DEPENDENCY OF TREPONEMA MICRODENTIUM ON OTHER ORAL ORGANISMS FOR ISOBUTYRATE, POLYAMINES, AND A CONTROLLED OXIDATION-REDUCTION POTENTIAL

S S Socransky 1, W J Loesche 1, C Hubersak 1, J B Macdonald 1
PMCID: PMC277277  PMID: 14197888

Abstract

Socransky, S. S. (Forsyth Dental Center, Boston, Mass.), W. J. Loesche, C. Hubersak, and J. B. Macdonald. Dependency of Treponema microdentium on other oral organisms for isobutyrate, polyamines, and a controlled oxidation-reduction potential. J. Bacteriol. 88:200–209. 1964.—Strains of Treponema microdentium can be cultivated on a variety of autoclaved commercially available media in the presence of other oral organisms.
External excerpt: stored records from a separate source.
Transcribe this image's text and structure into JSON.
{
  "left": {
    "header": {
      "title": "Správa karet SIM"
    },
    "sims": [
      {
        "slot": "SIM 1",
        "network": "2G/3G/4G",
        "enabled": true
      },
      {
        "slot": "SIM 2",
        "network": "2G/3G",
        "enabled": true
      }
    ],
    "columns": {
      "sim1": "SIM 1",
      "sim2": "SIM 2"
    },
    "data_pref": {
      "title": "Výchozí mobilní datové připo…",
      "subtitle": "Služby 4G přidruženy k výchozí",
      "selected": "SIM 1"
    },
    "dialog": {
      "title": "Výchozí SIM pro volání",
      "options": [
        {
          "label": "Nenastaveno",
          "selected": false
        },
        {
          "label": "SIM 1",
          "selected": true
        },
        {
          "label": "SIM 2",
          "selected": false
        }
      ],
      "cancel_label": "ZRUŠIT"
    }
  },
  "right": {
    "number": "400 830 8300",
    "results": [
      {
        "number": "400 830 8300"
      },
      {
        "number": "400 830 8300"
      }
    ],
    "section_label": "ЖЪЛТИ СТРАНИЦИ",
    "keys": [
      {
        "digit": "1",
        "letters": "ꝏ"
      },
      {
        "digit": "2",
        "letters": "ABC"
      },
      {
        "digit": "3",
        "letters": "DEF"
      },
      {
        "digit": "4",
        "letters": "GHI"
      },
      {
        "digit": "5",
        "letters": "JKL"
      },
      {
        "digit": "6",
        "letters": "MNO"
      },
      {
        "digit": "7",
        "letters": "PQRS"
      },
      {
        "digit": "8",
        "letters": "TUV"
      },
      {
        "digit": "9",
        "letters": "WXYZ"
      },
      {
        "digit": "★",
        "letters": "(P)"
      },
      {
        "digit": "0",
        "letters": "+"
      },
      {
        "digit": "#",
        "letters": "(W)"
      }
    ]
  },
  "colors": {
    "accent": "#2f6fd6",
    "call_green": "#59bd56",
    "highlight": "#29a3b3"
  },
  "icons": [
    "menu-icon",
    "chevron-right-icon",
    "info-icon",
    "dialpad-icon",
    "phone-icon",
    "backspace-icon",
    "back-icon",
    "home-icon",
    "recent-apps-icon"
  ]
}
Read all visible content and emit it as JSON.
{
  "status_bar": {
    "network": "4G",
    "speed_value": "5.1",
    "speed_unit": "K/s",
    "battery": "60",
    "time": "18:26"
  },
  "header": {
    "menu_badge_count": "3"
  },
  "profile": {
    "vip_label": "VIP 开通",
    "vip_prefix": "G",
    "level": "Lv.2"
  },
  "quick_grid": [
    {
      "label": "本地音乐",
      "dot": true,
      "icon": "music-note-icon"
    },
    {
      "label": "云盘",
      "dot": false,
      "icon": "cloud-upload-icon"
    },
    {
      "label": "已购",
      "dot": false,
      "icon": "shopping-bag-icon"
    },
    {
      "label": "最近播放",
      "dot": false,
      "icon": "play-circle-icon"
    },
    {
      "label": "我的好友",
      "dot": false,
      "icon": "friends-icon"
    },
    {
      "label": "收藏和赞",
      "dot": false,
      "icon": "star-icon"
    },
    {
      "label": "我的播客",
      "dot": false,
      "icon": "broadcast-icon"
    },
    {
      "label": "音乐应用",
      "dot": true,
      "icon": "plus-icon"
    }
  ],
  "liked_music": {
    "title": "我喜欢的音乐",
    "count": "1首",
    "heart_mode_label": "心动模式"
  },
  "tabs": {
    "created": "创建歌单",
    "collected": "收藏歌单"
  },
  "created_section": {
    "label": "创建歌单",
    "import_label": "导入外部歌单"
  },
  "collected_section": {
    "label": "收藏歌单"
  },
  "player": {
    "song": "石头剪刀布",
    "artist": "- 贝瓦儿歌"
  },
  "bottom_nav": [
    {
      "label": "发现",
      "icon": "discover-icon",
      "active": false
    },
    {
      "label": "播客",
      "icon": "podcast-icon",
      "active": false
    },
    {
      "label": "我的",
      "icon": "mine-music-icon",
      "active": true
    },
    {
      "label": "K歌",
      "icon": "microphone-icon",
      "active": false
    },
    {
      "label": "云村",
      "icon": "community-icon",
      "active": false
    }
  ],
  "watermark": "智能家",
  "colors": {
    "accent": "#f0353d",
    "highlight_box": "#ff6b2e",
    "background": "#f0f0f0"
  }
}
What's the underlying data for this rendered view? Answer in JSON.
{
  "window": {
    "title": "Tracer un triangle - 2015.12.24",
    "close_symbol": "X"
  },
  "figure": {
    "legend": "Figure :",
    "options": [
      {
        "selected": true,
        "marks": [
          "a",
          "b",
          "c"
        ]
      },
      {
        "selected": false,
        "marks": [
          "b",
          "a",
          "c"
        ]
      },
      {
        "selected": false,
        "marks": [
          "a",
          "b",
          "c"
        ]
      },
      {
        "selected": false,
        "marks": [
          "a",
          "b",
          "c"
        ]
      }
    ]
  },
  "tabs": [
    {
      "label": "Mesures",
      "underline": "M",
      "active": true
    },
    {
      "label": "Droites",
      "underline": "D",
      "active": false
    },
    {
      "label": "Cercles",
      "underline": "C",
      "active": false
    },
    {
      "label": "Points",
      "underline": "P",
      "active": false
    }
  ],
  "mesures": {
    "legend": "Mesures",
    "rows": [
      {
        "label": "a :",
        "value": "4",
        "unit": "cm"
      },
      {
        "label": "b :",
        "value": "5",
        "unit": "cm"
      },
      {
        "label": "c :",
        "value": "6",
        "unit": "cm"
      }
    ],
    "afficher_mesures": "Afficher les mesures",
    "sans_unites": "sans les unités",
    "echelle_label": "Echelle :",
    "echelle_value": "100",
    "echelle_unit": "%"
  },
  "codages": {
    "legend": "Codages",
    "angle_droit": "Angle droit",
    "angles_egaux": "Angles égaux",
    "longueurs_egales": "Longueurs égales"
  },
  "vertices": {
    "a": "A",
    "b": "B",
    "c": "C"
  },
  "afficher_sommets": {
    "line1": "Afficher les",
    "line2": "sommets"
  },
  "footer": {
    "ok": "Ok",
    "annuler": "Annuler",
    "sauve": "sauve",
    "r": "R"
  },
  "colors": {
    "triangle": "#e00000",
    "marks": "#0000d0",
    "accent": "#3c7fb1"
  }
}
Organisms supporting growth in these circumstances include a facultative diphtheroid accompanied by either a strain of Fusobacterium or a motile gram-negative anaerobic rod. Culture filtrates and lysates of these “supporting organisms” failed to substitute for growing organisms. Measurement of the oxidation-reduction potential of the test system demonstrated that the spirochetes grew in a narrow range of Eh (optimum, −190 mv). The supporting organisms could be replaced by their filtrates when the Eh of the medium was poised in this range by a combination of reducing agents. Both filtrates contained a heat-labile factor required by the spirochete, which could be replaced by 5 μg/ml of cocarboxylase. Isobutyric acid, which could be detected in the fusiform filtrate, and putrescine which could be detected in the diphtheroid filtrate, replaced the spirochete's remaining filtrate requirement. Maximal growth occurred when any of the following were incorporated into the medium: 2 μg/ml of sodium isobutyrate; 250 μg/ml of putrescine dihydrochloride; 200 μg/ml of spermidine phosphosphate, or 150 μg/ml of spermine tetrahydrochloride.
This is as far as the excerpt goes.